Les femmes et le génie

Professeure à l’École Polytechnique de Montréal au département de mathématiques et de génie industriel et titulaire de la chaire Marianne-Mareschal, Mme Riopel effectue des recherches dans le domaine de la manutention, de l’entreposage, de la logistique, de l’implantation et de la logistique inverse. En plus d’être membre du Centre de recherche sur les transports (CRT) et du Groupe d’études et de recherche en analyse des décisions (GERAD), Mme Riopel est impliquée dans deux grandes causes : la promotion de la langue française au sein des communautés techniques et scientifiques et la participation des femmes dans le domaine du génie. Honorée par l’Office québécois de la langue française, elle reçoit le prix Camille-Laurin pour son engagement et la promotion de la langue française dans son milieu de travail. En mai 2009, Ingénieurs Canada lui attribue le Prix pour le soutien accordé aux femmes.

Si vous deviez résumer votre parcours, comment le décririez-vous ?

Je dirais qu’il n’y a pas de plan de carrière. À un instant donné, il a fallu faire des choix.

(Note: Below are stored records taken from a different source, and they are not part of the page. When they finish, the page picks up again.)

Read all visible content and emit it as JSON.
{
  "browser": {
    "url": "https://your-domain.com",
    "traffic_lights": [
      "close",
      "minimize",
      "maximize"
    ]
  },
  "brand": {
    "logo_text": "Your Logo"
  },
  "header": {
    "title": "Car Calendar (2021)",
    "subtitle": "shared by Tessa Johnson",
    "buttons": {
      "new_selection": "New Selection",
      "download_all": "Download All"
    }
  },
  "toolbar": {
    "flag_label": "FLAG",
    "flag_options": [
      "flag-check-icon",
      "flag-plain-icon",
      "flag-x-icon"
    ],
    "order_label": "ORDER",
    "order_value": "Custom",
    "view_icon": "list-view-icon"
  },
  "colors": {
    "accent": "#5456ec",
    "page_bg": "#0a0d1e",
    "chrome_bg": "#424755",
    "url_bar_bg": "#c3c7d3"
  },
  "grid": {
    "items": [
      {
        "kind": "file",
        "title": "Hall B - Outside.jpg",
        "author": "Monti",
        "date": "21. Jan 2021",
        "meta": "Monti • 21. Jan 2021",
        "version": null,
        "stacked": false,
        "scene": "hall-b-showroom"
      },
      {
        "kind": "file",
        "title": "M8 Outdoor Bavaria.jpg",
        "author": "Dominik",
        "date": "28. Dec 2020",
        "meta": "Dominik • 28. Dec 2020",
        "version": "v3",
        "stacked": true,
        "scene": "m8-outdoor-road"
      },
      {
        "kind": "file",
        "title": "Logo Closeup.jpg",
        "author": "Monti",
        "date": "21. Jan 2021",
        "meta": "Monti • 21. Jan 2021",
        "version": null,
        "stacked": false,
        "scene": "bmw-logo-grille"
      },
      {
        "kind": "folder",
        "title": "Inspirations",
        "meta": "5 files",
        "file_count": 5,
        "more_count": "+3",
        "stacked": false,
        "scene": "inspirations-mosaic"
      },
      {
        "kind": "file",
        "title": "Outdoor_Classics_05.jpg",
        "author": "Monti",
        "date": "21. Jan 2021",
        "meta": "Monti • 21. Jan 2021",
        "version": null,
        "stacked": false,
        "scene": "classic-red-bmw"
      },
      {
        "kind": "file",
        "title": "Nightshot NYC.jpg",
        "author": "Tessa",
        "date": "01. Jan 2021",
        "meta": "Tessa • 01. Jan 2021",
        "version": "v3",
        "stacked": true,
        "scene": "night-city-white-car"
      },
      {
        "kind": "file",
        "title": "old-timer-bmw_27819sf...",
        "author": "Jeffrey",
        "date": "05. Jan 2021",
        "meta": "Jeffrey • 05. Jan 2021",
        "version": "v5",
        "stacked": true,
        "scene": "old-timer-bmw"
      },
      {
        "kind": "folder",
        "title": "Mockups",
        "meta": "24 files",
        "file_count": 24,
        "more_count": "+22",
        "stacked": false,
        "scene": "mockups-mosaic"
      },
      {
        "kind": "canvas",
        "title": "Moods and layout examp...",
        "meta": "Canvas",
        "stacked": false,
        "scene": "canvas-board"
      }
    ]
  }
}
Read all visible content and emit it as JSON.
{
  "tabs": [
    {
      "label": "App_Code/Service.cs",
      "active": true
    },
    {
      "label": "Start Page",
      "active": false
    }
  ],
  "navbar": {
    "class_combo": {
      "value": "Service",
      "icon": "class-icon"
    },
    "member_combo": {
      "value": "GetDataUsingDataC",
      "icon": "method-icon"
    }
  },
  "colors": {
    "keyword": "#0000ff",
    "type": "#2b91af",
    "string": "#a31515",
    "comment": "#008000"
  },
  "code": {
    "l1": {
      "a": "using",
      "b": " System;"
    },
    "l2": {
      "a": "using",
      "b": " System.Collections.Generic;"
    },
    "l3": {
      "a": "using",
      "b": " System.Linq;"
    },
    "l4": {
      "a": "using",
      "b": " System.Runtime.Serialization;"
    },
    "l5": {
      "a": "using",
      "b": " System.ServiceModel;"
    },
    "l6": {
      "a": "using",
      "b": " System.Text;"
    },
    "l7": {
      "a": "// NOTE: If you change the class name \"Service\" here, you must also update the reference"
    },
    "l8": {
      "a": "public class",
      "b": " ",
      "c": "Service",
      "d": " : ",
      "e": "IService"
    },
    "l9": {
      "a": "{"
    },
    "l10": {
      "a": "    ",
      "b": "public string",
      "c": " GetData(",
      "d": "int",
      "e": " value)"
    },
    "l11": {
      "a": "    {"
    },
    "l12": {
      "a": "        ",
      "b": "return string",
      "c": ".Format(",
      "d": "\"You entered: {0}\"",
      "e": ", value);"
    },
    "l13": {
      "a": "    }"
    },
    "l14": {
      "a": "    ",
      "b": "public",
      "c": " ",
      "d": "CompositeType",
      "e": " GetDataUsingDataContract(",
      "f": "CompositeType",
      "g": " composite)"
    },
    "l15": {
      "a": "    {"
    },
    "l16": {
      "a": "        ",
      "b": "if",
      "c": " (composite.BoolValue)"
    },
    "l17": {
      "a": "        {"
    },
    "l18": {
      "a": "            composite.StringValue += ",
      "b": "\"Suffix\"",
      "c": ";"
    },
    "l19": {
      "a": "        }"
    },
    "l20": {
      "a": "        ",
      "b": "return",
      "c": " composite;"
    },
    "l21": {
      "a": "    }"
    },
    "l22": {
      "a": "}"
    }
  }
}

C’est sûrement l’une des caractéristiques de beaucoup de femmes dans notre profession : nous vivons notre carrière au jour le jour. Ne pas avoir de plan de carrière ne veut pas dire ne pas se donner les moyens. Il faut aller à l’école et avoir des diplômes pour pouvoir avancer dans sa profession. Le fait de s’instruire ouvre des possibilités lorsqu’on n’a pas de plan prédéfini.

Pourquoi avez-vous choisi le domaine du génie ?

Étant la première universitaire de ma famille, je n’avais pas de modèle. Dans les années 1970, j’ai visité le centre de calculs de l’Université de Montréal. À cette époque les ordinateurs étaient tous câblés. Ma question était très simple : « Comment ça marche ? ». Je me suis renseignée auprès de mes proches et j’ai appris que c’était du travail d’ingénieur. C’est donc vers l’âge de 16 ans que j’ai eu un déclic. Par ailleurs suite à des problèmes familiaux j’ai connu la précarité. En évoluant je me suis promis de ne plus vivre dans la pauvreté. Avec le métier d’ingénieur on ne peut pas être pauvre. C’est un avantage non-négligeable.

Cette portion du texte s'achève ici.